The good thing to see with these latest incarnations is that the figures and terrain are not with the stress on the word not a boardgame, when the games are presented in this style and the figures are by no means simply tokens, with all the attention to detail lavished on them and the terrain, whilst capturing the ease of play the game has to offer.
So there we are, a quick review of the games Mr Steve pictured at this year's Partzan that has left me very much looking forward to 2022.

Thanks Steve, and this has been a Mr Steve Production in association with JJ's Wargames.

Next up, I've been enjoying painting some Footsore Vikings so hope to get some pictures up soon and I'm off exploring local battlefields with Mr Steve, so will post on our journey and the traveling goes on with a trip up to Nottingham to join the chaps at Warlord Games commemorating a certain world defining naval battle that occurred this month in 1805 - More Anon JJ.

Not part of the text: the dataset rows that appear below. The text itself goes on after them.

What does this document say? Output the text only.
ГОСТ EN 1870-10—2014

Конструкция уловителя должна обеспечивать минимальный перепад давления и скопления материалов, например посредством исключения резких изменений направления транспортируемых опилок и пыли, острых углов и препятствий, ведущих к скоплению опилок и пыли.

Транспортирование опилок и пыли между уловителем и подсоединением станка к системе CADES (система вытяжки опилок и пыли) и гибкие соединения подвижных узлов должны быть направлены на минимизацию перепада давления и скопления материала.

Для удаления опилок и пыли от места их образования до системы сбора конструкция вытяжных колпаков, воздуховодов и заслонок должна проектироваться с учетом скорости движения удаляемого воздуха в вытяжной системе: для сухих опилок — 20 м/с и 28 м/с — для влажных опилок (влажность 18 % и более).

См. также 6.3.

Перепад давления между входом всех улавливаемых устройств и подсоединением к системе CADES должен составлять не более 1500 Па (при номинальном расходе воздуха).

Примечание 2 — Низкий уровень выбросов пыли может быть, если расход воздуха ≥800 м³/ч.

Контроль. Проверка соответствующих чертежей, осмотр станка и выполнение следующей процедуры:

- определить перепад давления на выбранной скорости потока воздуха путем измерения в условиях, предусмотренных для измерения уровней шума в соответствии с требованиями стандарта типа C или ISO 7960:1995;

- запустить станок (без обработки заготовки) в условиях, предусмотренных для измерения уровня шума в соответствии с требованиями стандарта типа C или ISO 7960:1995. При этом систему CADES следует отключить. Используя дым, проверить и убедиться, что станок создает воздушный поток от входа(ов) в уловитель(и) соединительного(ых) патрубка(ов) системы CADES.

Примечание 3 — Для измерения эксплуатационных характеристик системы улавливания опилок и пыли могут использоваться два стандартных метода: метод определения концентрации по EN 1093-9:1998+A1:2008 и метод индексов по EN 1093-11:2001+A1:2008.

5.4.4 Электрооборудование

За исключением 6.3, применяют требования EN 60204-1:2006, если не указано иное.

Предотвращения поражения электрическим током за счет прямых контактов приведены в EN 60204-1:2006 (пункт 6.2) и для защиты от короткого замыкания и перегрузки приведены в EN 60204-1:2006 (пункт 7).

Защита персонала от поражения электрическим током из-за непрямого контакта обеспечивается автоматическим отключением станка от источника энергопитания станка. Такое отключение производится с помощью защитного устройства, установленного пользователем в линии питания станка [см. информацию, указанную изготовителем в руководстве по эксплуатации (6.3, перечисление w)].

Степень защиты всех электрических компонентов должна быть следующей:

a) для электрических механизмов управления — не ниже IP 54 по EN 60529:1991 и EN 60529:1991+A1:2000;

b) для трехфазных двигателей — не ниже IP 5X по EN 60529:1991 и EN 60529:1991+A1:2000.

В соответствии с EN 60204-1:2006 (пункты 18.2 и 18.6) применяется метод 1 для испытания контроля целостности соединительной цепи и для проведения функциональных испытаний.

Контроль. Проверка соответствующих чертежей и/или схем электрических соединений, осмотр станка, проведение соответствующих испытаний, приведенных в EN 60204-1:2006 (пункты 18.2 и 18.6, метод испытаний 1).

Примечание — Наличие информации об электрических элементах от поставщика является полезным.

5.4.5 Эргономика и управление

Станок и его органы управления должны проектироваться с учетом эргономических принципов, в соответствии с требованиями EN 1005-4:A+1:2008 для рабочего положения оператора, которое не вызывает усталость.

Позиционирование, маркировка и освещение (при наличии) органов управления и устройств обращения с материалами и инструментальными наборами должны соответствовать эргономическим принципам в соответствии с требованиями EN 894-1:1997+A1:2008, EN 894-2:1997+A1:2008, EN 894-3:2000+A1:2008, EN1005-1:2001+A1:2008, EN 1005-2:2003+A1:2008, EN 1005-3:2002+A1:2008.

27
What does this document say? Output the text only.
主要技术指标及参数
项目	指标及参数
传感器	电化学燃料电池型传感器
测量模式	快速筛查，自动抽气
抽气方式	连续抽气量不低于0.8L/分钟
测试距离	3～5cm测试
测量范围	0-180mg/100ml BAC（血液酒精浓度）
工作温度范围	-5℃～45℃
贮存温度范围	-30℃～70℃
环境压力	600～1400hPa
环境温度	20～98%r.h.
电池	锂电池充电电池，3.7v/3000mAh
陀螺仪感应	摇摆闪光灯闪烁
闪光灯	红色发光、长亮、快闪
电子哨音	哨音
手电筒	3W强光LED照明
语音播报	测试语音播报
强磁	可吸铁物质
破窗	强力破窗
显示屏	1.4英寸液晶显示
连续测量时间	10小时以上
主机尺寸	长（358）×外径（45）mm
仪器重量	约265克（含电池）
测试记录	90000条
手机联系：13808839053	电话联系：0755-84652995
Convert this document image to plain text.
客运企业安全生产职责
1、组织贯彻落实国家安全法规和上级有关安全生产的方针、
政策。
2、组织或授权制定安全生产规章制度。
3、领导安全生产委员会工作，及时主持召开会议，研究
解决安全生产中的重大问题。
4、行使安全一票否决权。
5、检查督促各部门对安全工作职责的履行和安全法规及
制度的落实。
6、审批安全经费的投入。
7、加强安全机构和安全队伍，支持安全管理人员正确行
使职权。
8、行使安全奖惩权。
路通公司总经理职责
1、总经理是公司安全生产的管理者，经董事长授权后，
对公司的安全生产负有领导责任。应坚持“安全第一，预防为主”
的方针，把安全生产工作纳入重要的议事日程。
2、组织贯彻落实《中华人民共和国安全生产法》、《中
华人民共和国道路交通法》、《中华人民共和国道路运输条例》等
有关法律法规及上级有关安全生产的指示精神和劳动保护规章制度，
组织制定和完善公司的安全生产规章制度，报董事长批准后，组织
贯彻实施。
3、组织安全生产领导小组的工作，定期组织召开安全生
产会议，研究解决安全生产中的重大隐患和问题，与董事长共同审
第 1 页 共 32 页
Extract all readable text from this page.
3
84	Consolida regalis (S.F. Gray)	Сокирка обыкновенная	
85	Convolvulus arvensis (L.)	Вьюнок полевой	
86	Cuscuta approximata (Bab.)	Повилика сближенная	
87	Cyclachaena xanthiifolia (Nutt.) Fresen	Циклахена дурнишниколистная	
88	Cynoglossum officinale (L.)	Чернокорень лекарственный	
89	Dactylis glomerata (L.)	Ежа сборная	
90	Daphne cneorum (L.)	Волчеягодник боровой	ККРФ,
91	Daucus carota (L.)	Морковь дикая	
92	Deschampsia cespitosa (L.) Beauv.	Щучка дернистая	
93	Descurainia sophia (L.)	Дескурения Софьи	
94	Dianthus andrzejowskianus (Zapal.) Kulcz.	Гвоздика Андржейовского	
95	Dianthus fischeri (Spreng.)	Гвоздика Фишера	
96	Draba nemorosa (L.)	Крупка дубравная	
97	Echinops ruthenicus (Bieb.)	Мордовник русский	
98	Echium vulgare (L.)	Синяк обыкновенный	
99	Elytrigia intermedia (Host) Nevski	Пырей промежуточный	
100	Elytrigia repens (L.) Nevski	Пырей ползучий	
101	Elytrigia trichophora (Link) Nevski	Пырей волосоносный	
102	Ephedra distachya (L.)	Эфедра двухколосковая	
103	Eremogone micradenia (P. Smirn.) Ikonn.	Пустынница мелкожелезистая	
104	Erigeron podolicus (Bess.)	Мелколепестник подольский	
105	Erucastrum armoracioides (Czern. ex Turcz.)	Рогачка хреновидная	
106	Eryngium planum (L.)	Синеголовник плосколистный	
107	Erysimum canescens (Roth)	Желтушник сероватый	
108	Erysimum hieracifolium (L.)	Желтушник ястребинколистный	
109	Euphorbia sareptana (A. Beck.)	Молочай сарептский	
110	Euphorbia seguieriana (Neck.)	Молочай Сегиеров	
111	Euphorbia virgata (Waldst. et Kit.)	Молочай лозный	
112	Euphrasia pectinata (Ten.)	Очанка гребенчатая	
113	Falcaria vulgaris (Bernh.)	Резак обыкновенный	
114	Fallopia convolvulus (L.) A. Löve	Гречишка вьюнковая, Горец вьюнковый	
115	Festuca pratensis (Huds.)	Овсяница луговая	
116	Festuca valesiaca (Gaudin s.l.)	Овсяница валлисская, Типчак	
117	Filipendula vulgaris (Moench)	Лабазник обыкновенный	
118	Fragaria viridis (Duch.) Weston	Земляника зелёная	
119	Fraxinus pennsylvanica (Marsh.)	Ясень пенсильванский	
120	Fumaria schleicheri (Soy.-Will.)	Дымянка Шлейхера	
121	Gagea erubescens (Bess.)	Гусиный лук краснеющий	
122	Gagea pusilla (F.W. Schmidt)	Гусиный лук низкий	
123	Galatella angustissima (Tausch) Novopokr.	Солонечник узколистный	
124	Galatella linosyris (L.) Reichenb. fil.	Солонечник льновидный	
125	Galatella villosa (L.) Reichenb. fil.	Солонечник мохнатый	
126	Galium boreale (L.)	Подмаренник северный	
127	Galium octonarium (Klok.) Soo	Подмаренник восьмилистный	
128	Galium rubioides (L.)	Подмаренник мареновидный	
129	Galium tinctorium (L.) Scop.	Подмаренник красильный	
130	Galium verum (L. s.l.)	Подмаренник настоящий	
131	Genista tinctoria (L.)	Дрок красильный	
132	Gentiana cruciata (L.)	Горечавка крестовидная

  1. What a superb looking show. Now I am jealous.

    I have never seen Romans v Britons in the snow. What a nice twist on an old favourite. The El Cid and Pacific war games looked superb too.

    Wellesley in India. Always struck me as a subject worth a look. From what I have read, it has some great colour and flavour to offer.


  2. If you'd seen the "Wellington in India" period game in the flesh, you'd have been searching out figures within the hour. It was superb - to my mind the best at Sunday's Show.

  3. Very much the show that got away from me. I just couldn't take the risk of going to Partizan though it is great to see the wargaming community back into gear. I was glued to Facebook all day waiting for the pics of the games to appear!I was expecting very high class games after such a long hiatus for us all; I was not to be disappointed! all the games were excellent but from what I could make out on this side of the screen I was particularly impressed by the Bodkin's Crecy game and James Morris and Chums El Cid game. I remember being very inspired by James' El Cid game in the very early 2000's at the Claymore show which was my introduction and subsequent obsession with 11th CE Spain!